Researcher sails the polar sea

Aaron Klemm

A local scientist beat the heat this summer by cruising on a ship frozen in arctic ice.

Jim Liljegren, atmospheric researcher at the U.S. Department of Energy’s Ames Laboratory, recently returned from eight weeks of atmospheric research aboard the Des Groseilliers. The ship, a Canadian icebreaker that was intentionally frozen into arctic ice north of Alaska, drifts in the ice following the ice-ocean circulation pattern of the region.

Liljegren’s research involved the collection of atmospheric energy loss at the North Pole. Liljegren explained that atmospheric energy enters the atmosphere at the tropics and is lost through the Earth’s poles.

“The poles are what governs that rate of energy transfer,” Liljegren said.

Measuring the energy transfer rate in these regions enhances the accuracy of global climate models.

“Models that want to predict the global climate have to be able to predict that loss correctly,” Liljegren said.

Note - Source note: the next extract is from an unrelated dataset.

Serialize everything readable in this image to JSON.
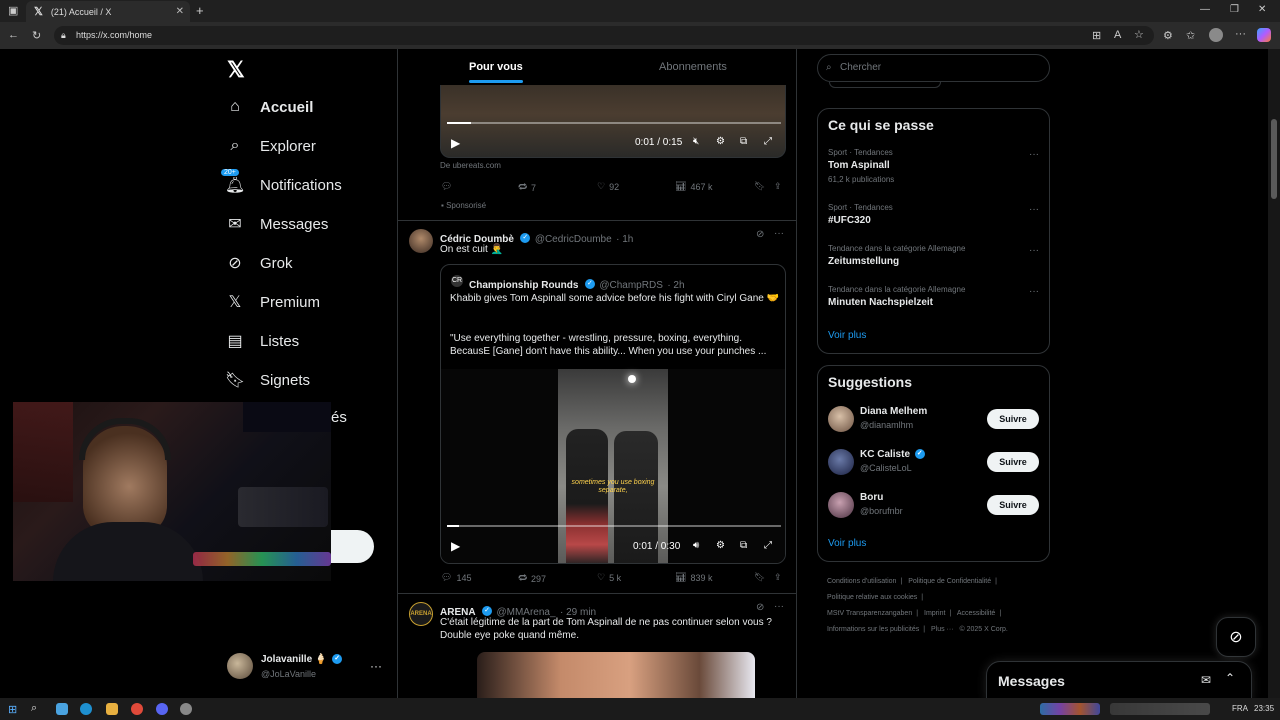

Liljegren works for the Atmospheric Radiation Measurement (ARM) group of the Department of Energy. ARM also has bases to measure the build-up of energy in the tropics.

The Des Groseilliers was frozen into the ice last fall to provide a research base for various fields of study.

“From the aspect of productivity, as well as the aspect of maintainability, having the ship there is a tremendous advantage,” Liljegren said.

An 18-member Canadian coast guard crew ran the ship for the scientists. Meals, polar bear watch and general housekeeping were all taken care of by the crew, Liljegren said.

“We [researchers] could spend all of our time doing what it was we came there to do,” he said.

Liljegren said working in the arctic was not without its difficulties. He said with 24 hours of sunlight, it was very easy to work 20-22 hours without noticing how much time had passed.

“Time just seems to continuously flow,” Liljegren said.

To combat this problem, the ship kept a regimented schedule of meals and work. Liljegren said this provided a substitution for normal day/night reference points, such as darkness and the evening news.

Polar bears were also a potential threat. Liljegren said the ship and its inhabitants were very popular with the bears for a period of about two weeks.

He said he took a shotgun safety course to help reduce the risk of a polar bear attack. On overcast days, researchers took a gun with them when they left the ship, but on clear days they carried only a radio. Liljegren said no one had a dangerous encounter with a polar bear during his stay.

Liljegren’s return was delayed two weeks due to the difficulty of landing a plane on the ice so late in the summer season. Liljegren said he eventually was transported on another ice breaker.